Noël est à mon avis ce que l’on peut trouver de pire comme produit de la culture actuellement : soit une représentation angélique, féerique et névrotique du monde. On ne parle pas ici du conte et de la mythologie qui autrefois instruisaient sur une réalité tapis derrière les apparences. La suite de mensonges, Père Noël, Petit Jésus, Reines au nez rouge, et maintenant les lutins (comme s’il en manquait), ébranle probablement une faculté essentielle chez l’enfant : la confiance en soi. Cette tromperie monumentale n’est-elle pas une forme d’intrusion psychologique par laquelle l’individu s’appliquera à voir plus tard dans le politique une métaphore de ce qu’il aura connu du monde jusqu’à présent: sauveurs, cadeaux, tromperie, abus, mensonges. Considérant comme normal cet état du monde il n’aura guère le réflexe de condamner ces agissements mais sera plutôt enclin à les imiter.
Bon, je pousse peut-être un peu loin, je ne suis pas psy. Je suis pour les festivités du solstice : rencontres, famille, amis, congés…assumant que la vie est en elle-même bien assez féerique quand on s’applique à découvrir ses beautés ; tout autant qu’elle peut être cruelle parfois.

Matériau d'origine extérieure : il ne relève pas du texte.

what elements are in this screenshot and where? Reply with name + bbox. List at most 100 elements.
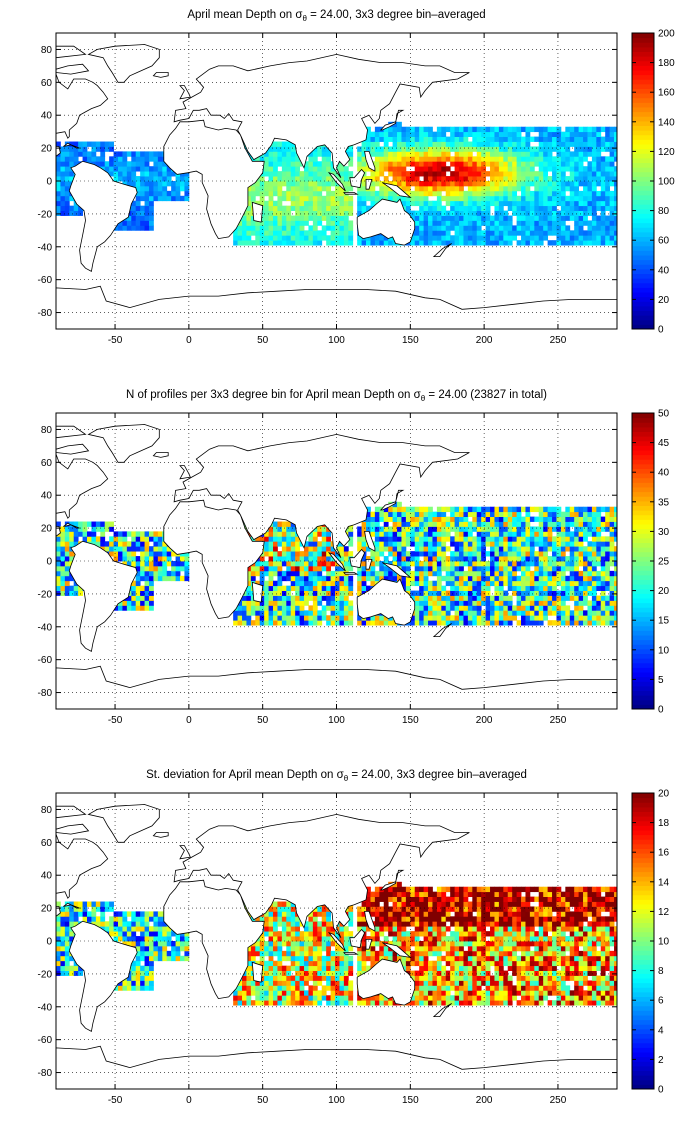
data-bin [614,210,617,216]
data-bin [100,541,106,547]
data-bin [445,240,451,246]
data-bin [441,215,447,221]
data-bin [441,546,447,552]
data-bin [122,531,128,537]
data-bin [454,240,460,246]
data-bin [454,506,460,513]
data-bin [317,561,323,567]
data-bin [250,185,256,192]
data-bin [432,156,438,162]
data-bin [153,561,159,567]
data-bin [295,595,300,601]
data-bin [428,185,433,192]
data-bin [286,526,292,532]
data-bin [290,185,296,192]
data-bin [312,615,318,621]
data-bin [264,205,269,211]
data-bin [171,195,176,202]
data-bin [543,185,549,192]
data-bin [317,600,323,606]
data-bin [135,166,141,172]
data-bin [481,235,487,241]
data-bin [348,620,354,626]
data-bin [463,615,469,621]
data-bin [498,205,504,211]
data-bin [131,215,137,221]
data-bin [481,546,487,552]
data-bin [64,921,70,927]
data-bin [366,146,371,152]
data-bin [401,166,407,172]
data-bin [529,615,535,621]
data-bin [547,131,553,137]
data-bin [569,521,575,527]
data-bin [428,126,433,133]
data-bin [574,176,580,182]
data-bin [436,610,442,616]
data-bin [614,551,617,557]
data-bin [574,580,580,587]
coastline [56,425,87,439]
data-bin [401,565,407,572]
data-bin [494,166,500,172]
data-bin [414,590,420,596]
data-bin [140,590,145,596]
data-bin [255,225,261,231]
data-bin [445,546,451,552]
data-bin [556,620,562,626]
x-tick-label: 0 [186,715,192,726]
data-bin [370,200,376,207]
data-bin [273,225,278,231]
data-bin [166,181,172,187]
data-bin [516,575,522,582]
data-bin [60,906,66,912]
data-bin [233,615,238,621]
data-bin [268,240,274,246]
data-bin [423,546,429,552]
data-bin [405,580,411,587]
data-bin [503,551,509,557]
data-bin [450,585,456,591]
data-bin [512,146,518,152]
data-bin [113,536,119,542]
data-bin [357,190,362,197]
data-bin [574,551,580,557]
data-bin [547,166,553,172]
data-bin [494,215,500,221]
data-bin [516,156,522,162]
data-bin [153,166,159,172]
data-bin [543,580,549,587]
data-bin [600,190,606,197]
data-bin [463,136,469,142]
data-bin [538,126,544,133]
data-bin [578,230,584,236]
data-bin [304,541,309,547]
data-bin [264,570,269,577]
data-bin [405,126,411,133]
data-bin [78,521,83,527]
data-bin [184,195,190,202]
data-bin [295,610,300,616]
data-bin [428,511,433,517]
data-bin [432,215,438,221]
data-bin [268,190,274,197]
data-bin [503,185,509,192]
data-bin [109,551,114,557]
data-bin [507,595,513,601]
data-bin [366,526,371,532]
data-bin [569,531,575,537]
data-bin [388,190,393,197]
data-bin [64,205,70,211]
coastline [349,168,366,189]
colorbar-tick-label: 0 [658,325,664,336]
data-bin [118,151,123,157]
data-bin [56,955,61,962]
data-bin [534,220,540,226]
data-bin [605,511,611,517]
data-bin [317,580,323,587]
data-bin [401,556,407,562]
data-bin [157,151,163,157]
data-bin [361,166,367,172]
colorbar-swatch [632,482,654,488]
data-bin [281,215,287,221]
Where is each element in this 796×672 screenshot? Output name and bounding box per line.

Pas de cadeaux cette année. Moi qui en donne d’habitude plus que le portefeuille et le temps ne le permet, j’ai décider de festoyer sans rentrer dans le cercle des paradoxes du temps des fêtes.Je me suis beaucoup retrouvé dans ce texte.
Le 25 au soir, ma cousine de 8 ans, fière comme son sourire, grand et contagieux, me donne un paquet. Elle et sa soeur ont pris des heures a confectionner des savons, avec une étoile dedans et une carte, un mot qui laisse sans mots. Quelques jours après je regarde l’emballage cadeau, fait de patchwork ou mon nom est écrit au glitter.
Le féminisme est une lutte constante. L’enseignement de notre monde est un devoir pour nous, privilégié qui ne travaillons pas 20 heures dans un sweatshop. En décembre ou en juillet, on devrait se tenir les coudes, et laisser notre doigt pointer ailleurs que sur les autres. Or l’humain est une créature complexe, il a besoin d’avoir un moment ou il se dit qu’il s’apprécie, ne serait-ce qu’une fois par année. J’appel donc au gris, à la nuance. Entre le Grinch et Martha Stuart en tablier qui matche avec la couleur du plat de la dinde. Pour l’instant, quelque part au Québec, un femme est partenaire de lutte. Merci pour le texte.